Oxygen‐Vacancy‐Mediated ROS Generation Mechanism of MgO Nanoparticles against Escherichia coli

Abstract

AbstractThe antibacterial property of MgO nanomaterials was strongly dependent on the surface defect‐mediated reactive oxygen species (ROS, such as .O2−, .OH and H2O2) generation, which makes the construction of surface defects become very significant.
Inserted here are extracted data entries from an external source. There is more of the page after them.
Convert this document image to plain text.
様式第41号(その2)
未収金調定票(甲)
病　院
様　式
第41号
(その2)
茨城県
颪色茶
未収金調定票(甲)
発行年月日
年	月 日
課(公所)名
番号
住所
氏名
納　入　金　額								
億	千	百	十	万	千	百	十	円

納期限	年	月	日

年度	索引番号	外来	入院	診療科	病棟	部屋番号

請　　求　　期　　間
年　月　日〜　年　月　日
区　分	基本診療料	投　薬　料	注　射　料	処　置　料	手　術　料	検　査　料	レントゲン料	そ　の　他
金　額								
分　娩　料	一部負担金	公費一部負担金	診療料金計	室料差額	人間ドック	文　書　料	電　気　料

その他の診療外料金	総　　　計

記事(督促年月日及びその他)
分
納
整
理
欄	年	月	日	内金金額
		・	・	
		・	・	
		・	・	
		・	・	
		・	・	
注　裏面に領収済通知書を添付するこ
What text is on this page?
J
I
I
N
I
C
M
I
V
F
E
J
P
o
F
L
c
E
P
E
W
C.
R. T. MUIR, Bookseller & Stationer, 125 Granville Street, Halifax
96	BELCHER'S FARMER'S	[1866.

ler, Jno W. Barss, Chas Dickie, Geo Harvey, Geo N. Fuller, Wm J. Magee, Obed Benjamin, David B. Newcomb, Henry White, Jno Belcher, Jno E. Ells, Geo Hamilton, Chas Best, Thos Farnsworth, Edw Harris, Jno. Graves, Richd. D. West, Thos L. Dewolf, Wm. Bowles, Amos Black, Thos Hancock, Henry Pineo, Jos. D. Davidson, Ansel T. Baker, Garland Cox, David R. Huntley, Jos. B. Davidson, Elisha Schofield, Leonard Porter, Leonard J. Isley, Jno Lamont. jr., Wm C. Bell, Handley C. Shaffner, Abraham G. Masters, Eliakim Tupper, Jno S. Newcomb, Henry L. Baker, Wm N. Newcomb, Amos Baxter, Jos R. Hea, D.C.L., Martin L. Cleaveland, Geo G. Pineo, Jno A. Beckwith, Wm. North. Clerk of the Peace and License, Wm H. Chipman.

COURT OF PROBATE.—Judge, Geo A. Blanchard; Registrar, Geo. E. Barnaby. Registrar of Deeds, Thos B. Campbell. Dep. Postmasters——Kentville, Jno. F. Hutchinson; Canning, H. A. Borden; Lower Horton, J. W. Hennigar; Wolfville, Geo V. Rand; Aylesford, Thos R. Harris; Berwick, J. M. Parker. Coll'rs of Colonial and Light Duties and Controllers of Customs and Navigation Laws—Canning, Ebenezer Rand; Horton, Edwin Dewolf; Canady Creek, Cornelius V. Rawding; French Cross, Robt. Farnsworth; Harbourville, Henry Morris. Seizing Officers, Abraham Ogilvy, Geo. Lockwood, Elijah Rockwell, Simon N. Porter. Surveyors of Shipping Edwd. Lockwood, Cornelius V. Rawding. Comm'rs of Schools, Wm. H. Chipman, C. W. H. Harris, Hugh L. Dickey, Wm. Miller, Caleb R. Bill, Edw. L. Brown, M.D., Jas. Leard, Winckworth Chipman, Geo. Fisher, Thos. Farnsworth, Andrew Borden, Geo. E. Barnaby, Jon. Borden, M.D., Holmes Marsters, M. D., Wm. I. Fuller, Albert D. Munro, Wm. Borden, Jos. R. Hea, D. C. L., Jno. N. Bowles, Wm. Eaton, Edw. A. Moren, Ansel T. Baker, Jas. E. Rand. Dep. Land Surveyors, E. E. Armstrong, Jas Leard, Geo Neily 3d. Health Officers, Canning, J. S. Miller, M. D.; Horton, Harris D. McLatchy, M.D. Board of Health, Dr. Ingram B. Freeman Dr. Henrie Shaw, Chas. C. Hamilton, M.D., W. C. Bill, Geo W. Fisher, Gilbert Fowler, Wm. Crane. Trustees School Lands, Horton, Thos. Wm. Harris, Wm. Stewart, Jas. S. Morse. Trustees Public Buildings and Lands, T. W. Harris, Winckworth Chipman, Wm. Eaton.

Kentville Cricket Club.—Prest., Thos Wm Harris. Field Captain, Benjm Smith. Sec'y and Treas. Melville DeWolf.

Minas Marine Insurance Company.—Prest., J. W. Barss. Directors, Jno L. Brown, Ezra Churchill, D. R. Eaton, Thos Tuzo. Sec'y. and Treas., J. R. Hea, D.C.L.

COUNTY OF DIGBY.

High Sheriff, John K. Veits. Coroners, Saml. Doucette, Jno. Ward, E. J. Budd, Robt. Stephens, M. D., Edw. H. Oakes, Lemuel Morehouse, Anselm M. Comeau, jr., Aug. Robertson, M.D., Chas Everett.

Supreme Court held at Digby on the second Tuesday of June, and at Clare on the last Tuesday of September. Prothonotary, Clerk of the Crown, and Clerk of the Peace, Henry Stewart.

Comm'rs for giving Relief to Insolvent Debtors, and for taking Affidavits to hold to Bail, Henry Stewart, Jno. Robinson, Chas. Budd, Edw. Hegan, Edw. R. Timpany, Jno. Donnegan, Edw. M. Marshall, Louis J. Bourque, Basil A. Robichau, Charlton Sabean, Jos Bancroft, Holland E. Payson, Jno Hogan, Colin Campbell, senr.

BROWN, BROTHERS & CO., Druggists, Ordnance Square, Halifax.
This work demonstrated that the anti‐Escherichia coli (E. coli) activity of MgO nanoparticles was obviously enhanced via N2 calcination processes, with the antibacterial ratio of 95.7 % for MgO nanoparticles calcined in N2 at 650 °C. The electron spin resonance (ESR) and X‐ray photoelectron spectroscopy (XPS) results indicated that rich oxygen vacancies on the surface of designed MgO nanoparticles could increase adsorbed oxygen content and further promote the activation of O2 and generation of ROS. The fluorescence probe results also verified that high‐level ROS could accumulate in E. coli exposed to MgO nanomaterials. Besides, .O2− played a dominant role in the antibacterial property of MgO nanoparticles compared with .OH and H2O2. The above findings illustrated the correlation between oxygen vacancy‐mediated ROS generation and enhanced antibacterial activity in MgO nanoparticles calcined under N2 atmosphere.